It is worth noticing that a recent study showed a specific molecular interaction between SARS-CoV-2 Spike and LPS. In that study, Spike, when combined with low levels of LPS, boosted NF-κB activation via TLR4 in monocytes, and cytokine responses in human MNCs (Petruk et al. 2020).
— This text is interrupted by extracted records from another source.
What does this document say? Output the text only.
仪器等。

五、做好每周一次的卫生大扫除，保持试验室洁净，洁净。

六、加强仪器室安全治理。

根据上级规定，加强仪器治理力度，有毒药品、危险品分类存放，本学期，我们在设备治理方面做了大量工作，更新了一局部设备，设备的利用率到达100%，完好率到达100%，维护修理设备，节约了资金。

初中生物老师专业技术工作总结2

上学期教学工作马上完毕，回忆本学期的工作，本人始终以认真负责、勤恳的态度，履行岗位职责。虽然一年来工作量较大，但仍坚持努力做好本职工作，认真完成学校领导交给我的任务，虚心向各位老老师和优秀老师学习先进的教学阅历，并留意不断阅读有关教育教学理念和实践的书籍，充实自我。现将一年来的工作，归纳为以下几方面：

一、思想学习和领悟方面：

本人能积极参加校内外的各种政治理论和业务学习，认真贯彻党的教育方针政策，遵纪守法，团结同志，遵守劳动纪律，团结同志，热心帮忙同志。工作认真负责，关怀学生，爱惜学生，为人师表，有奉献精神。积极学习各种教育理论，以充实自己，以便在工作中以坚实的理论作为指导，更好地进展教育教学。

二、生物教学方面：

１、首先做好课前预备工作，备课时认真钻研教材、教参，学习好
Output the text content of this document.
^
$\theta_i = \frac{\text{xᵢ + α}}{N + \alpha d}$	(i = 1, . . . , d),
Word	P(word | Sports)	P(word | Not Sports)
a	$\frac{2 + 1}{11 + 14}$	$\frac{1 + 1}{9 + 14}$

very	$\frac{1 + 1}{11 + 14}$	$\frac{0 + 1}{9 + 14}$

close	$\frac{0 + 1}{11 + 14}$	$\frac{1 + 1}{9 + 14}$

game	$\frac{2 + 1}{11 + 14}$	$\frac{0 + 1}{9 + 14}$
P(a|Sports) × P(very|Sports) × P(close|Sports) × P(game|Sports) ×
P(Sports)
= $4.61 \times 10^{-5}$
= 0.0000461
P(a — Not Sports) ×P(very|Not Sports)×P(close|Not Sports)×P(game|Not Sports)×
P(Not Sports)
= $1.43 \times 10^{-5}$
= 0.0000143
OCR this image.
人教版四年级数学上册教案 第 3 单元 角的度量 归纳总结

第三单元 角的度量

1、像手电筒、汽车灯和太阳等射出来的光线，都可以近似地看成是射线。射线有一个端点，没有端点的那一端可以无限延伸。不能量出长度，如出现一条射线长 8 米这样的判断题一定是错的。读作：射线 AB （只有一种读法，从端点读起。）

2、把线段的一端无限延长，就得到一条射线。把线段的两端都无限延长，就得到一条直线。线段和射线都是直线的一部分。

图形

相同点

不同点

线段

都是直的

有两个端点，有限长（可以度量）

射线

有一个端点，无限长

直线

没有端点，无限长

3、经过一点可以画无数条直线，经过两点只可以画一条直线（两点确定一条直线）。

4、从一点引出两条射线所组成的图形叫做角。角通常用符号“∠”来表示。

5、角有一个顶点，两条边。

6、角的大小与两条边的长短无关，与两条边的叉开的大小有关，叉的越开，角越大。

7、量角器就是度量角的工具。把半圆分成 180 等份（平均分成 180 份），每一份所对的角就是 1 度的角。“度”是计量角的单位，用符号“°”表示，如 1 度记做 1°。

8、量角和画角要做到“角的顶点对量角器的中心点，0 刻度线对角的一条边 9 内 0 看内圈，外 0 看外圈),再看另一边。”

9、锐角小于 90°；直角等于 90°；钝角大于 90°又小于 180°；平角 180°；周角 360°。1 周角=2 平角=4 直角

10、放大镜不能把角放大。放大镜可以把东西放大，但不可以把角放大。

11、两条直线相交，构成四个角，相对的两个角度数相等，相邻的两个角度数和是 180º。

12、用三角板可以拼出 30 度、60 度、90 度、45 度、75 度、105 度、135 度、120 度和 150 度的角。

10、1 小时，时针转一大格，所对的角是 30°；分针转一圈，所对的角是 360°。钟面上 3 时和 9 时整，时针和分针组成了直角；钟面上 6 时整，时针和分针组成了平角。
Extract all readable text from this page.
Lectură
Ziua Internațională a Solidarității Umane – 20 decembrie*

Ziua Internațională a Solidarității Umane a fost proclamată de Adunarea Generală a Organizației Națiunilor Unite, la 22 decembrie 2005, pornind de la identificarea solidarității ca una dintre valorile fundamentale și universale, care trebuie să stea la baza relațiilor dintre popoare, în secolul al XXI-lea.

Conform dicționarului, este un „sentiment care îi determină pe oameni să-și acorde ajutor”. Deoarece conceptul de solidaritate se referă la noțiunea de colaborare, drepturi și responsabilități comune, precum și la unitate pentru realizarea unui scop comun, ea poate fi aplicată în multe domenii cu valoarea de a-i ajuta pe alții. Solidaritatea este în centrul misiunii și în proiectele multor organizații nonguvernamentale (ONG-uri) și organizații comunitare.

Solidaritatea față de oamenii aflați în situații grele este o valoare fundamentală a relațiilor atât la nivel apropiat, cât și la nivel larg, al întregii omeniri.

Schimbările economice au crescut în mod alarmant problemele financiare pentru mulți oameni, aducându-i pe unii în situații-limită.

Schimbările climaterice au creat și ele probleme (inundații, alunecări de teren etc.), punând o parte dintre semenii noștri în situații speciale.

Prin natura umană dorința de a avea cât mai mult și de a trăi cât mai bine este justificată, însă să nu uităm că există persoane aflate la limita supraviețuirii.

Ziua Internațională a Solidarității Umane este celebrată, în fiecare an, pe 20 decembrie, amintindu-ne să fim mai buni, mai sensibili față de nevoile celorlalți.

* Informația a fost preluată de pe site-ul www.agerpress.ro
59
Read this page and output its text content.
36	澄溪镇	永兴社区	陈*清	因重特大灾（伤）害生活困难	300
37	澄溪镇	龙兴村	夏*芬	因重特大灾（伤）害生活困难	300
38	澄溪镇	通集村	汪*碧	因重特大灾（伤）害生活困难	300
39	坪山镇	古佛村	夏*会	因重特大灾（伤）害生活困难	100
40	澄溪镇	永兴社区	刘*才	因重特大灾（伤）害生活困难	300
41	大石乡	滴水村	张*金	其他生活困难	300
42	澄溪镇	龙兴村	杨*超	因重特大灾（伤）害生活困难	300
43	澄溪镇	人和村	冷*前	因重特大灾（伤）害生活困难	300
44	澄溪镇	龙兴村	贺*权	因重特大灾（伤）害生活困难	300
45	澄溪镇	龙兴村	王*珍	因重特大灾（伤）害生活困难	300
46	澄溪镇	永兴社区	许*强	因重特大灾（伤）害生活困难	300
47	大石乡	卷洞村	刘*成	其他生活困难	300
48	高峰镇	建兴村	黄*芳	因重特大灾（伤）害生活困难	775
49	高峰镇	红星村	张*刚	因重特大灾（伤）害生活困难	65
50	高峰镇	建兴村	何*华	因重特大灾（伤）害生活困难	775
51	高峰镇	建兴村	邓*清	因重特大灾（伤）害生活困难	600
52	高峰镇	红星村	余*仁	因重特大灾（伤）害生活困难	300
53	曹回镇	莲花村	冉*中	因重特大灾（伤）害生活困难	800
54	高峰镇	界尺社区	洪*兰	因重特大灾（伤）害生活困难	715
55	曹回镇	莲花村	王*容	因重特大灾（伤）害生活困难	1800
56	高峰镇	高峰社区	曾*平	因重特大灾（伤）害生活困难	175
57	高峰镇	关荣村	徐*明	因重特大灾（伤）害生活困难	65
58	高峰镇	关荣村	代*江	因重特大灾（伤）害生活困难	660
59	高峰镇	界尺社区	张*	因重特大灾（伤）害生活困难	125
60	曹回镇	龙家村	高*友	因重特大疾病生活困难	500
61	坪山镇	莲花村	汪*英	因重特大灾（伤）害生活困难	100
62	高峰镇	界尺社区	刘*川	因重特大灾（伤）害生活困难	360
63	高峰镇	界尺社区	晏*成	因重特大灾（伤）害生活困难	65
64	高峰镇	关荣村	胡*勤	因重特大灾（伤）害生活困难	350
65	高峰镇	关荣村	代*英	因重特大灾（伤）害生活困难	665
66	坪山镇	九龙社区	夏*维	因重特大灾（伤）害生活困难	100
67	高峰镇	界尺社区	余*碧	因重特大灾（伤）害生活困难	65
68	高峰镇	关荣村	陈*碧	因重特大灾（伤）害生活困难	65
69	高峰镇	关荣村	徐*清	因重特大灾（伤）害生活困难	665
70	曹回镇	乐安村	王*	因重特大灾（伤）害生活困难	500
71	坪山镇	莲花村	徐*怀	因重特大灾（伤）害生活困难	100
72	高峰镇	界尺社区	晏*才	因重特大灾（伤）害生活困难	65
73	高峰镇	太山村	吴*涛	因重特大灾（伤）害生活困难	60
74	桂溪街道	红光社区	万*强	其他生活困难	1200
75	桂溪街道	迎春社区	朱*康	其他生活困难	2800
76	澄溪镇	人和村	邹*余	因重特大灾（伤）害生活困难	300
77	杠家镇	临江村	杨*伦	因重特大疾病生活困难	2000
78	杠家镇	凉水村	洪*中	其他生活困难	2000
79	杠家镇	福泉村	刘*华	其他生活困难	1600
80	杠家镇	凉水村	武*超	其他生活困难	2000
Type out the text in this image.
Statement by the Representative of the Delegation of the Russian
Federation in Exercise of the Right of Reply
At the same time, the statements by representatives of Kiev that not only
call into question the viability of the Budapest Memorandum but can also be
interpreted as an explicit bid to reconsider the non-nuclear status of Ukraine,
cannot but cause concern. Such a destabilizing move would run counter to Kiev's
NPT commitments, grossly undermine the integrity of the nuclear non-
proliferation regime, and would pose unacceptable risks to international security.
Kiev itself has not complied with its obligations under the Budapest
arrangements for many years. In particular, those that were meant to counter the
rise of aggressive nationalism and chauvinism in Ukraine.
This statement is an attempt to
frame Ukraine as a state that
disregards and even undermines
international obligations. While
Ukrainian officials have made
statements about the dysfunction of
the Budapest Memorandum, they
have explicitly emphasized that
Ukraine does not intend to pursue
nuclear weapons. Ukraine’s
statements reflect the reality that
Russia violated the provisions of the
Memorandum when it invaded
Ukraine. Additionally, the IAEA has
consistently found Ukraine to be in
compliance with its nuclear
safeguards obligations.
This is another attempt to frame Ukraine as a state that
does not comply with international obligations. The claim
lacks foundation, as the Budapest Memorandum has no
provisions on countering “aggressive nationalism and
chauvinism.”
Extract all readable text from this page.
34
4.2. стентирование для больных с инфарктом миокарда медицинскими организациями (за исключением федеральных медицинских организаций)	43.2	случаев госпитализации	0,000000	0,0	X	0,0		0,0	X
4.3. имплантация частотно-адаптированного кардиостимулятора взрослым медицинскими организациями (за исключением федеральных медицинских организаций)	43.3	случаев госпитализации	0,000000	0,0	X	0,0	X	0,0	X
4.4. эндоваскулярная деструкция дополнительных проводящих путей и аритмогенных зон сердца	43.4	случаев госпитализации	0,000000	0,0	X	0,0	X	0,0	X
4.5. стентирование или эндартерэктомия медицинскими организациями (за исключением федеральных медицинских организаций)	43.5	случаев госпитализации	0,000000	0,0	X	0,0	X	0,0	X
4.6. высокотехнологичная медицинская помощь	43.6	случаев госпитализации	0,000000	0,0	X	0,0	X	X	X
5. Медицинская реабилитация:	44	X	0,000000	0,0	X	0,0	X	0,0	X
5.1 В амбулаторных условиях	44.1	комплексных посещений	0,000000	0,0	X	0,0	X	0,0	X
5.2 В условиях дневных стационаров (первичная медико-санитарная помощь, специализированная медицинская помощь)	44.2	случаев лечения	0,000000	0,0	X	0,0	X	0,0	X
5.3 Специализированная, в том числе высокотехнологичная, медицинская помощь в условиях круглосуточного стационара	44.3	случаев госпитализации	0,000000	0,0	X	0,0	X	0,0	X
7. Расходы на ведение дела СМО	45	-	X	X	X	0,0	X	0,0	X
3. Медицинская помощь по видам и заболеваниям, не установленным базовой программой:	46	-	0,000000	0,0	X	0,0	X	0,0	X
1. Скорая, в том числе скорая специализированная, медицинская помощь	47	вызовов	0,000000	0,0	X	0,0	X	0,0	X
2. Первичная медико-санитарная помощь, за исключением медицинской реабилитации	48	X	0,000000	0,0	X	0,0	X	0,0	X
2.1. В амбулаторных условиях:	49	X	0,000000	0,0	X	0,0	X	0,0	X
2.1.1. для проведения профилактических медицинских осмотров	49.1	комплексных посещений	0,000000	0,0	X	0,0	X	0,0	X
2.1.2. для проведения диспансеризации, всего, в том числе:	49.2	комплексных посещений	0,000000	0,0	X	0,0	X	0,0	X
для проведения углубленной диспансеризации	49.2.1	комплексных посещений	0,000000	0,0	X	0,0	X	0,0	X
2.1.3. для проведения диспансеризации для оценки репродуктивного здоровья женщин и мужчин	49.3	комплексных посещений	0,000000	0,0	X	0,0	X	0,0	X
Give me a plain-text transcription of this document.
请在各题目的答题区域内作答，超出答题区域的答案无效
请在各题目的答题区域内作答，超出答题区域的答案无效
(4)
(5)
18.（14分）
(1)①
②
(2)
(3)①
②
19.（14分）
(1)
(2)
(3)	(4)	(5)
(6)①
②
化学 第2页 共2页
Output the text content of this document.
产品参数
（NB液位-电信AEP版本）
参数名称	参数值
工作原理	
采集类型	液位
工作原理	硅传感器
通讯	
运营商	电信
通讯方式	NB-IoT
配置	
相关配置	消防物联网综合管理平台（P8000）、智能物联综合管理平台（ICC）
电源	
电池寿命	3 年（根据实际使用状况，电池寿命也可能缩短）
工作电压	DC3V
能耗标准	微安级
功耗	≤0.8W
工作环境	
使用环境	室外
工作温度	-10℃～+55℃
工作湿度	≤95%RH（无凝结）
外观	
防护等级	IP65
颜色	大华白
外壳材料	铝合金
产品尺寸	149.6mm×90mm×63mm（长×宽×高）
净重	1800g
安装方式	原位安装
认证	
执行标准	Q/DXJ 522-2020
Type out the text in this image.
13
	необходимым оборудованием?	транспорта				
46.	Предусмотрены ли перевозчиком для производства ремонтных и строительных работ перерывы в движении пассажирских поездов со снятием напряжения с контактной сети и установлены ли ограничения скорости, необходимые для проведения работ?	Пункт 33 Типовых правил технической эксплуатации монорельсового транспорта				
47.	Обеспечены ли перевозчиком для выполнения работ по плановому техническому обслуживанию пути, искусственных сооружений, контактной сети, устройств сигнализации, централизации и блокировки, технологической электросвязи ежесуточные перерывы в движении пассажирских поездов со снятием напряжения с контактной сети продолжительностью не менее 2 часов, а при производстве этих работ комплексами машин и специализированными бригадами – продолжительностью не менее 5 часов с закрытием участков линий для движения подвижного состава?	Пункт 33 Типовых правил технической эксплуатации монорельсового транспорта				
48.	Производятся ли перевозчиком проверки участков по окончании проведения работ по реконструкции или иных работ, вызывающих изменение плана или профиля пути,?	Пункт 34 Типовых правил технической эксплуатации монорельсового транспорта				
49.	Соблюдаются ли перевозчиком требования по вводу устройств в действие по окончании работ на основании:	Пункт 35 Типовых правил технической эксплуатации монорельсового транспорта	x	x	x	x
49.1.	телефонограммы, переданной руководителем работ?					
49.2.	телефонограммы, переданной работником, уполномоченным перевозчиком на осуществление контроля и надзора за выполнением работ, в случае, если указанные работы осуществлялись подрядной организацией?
These findings suggest that LPS and Spike are synergistic in triggering and amplifying the inflammatory response of innate immune cells, with a potential dual relevance: (a) a subclinical Gram bacterial infection or low levels of LPS derived from gut microbiome, e.g., in the obese subject (Cani et al. 2012), may synergistically act with Spike during SARS-CoV-2 infection and significantly affect the clinical course of the disease; (b) at a less relevant level, since LPS is a quite frequent impurity of recombinant proteins derived from E. coli, but also from mammalian cells (e.g., CHO, HEK293) (Wakelin et al. 2006), undetected LPS contamination in recombinant Spike proteins might be a major confounder in experimental studies of Spike effects on innate immune cells and/or endothelium. Based on these premises, we hypothesized that LPS contamination of some commercially available recombinant SARS-CoV-2 Spike proteins might be—at least in part—responsible for the increased MΦ inflammation reported in the literature (Shirato and Kizaki 2021; Chiok et al. 2021; Pantazi et al. 2021; Khan et al. 2021).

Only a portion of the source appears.